BUDAPEST (Reuters) - Hundreds of Hungarians marched through central Budapest in a “silly walk” parade on Monday, copying flamboyant moves from British comedy group Monty Python’s famous television sketch to mark April Fools’ Day.
The participants, including old and young people alike, held a one-minute warm-up session before setting off for a three-lap march near an underground station in the neighbourhood of expensive hotels in central Budapest.
The sketch by the Monty Python team, who made their name in a 1970s television series, shows British actor and comedian John Cleese as a civil servant walking in unusual ways to the “Ministry of Silly Walks”.
Many of the Hungarian marchers were planning to improvise.

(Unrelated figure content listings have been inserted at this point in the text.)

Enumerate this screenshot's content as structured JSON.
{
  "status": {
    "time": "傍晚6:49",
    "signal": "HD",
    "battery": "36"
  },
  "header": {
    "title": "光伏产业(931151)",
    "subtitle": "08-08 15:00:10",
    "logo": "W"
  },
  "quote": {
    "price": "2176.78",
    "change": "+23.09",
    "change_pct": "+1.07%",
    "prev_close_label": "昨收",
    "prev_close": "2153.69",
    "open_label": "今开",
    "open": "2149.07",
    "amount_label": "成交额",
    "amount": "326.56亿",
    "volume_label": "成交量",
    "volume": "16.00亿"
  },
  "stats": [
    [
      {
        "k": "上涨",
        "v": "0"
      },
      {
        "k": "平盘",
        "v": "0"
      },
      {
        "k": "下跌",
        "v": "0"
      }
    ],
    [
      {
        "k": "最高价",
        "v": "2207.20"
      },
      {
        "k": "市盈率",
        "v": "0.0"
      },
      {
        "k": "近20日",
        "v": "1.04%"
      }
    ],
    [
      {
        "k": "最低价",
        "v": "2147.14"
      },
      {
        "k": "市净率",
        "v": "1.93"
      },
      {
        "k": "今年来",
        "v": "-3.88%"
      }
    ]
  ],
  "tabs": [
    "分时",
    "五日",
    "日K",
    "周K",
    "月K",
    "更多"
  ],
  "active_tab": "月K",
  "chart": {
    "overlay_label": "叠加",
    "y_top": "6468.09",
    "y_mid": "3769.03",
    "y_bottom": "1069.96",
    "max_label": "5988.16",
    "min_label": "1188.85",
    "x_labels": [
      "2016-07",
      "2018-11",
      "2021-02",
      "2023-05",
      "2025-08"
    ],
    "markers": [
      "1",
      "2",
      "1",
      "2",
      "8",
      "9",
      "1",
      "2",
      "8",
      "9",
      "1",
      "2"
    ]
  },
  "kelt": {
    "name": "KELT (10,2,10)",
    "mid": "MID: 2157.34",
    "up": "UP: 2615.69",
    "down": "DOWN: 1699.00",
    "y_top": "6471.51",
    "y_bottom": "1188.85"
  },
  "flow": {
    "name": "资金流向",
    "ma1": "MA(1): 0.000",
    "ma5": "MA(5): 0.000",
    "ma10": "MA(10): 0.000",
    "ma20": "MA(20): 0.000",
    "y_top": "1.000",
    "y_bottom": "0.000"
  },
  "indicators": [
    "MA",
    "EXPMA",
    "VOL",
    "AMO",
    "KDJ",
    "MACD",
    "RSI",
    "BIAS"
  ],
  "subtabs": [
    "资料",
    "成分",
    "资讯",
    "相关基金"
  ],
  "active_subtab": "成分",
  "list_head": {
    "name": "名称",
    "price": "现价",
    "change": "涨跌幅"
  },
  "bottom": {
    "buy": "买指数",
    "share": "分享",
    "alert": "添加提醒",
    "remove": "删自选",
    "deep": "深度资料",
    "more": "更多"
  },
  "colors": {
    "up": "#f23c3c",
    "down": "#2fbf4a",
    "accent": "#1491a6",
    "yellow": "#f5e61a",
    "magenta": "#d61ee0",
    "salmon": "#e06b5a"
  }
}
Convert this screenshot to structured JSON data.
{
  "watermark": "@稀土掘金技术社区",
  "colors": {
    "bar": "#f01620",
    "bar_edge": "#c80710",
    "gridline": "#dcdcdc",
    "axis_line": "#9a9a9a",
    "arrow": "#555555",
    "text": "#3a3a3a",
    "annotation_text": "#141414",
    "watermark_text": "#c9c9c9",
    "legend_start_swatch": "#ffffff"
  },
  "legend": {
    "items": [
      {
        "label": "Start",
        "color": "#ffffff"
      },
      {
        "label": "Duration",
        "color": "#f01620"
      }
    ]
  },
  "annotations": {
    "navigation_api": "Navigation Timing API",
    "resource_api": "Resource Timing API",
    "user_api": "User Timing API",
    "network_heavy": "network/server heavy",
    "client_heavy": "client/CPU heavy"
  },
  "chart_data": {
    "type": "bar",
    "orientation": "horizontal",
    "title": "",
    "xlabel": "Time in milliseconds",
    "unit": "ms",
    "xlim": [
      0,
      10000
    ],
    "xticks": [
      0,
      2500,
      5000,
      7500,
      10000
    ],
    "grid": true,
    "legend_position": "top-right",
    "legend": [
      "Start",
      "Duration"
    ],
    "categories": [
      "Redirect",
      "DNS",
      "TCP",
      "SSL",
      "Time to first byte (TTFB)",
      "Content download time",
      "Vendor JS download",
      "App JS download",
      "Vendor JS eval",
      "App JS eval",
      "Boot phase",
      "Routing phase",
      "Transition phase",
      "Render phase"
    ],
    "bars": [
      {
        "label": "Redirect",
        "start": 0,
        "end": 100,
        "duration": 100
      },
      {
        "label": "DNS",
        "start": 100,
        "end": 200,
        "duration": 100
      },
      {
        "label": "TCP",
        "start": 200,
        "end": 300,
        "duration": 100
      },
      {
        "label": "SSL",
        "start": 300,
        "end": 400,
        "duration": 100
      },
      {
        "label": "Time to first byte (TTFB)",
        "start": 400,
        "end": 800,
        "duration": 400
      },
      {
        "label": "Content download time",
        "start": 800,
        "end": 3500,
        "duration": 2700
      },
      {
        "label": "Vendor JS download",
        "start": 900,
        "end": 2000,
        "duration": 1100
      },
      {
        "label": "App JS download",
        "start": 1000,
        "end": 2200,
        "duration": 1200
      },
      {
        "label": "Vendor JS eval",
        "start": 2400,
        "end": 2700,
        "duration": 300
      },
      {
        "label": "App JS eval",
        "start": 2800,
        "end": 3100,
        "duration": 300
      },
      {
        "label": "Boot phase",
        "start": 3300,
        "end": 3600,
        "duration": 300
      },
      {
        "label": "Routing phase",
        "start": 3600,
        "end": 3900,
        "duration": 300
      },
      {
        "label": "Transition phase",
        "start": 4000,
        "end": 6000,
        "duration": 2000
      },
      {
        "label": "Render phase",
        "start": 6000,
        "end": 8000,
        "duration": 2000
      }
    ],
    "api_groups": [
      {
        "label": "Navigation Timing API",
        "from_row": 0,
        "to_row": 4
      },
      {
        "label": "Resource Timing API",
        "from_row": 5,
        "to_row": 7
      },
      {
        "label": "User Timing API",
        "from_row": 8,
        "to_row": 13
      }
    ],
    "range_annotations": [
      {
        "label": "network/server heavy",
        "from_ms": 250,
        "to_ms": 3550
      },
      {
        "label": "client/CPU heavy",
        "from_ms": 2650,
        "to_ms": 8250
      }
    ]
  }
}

“I will perform a spontaneous silly walk, the outcome will be a surprise even to me,” said Borka, a 20-year-old student as her friend Timi, dressed in a neon green crocodile outfit, was finishing her warm-up routine.
“Many people walk in a rather weird fashion,” Borka said. “There is an enormous variety of options.”
Benedek Petrok, a 27-year-old education assistant who organised the march, said the event provided an opportunity for people to forget about their daily problems.
“I think life is serious enough and every once in a while it feels good to fool around a bit and just let off the steam,” said Valeria Meresz, a 68-year-old pensioner.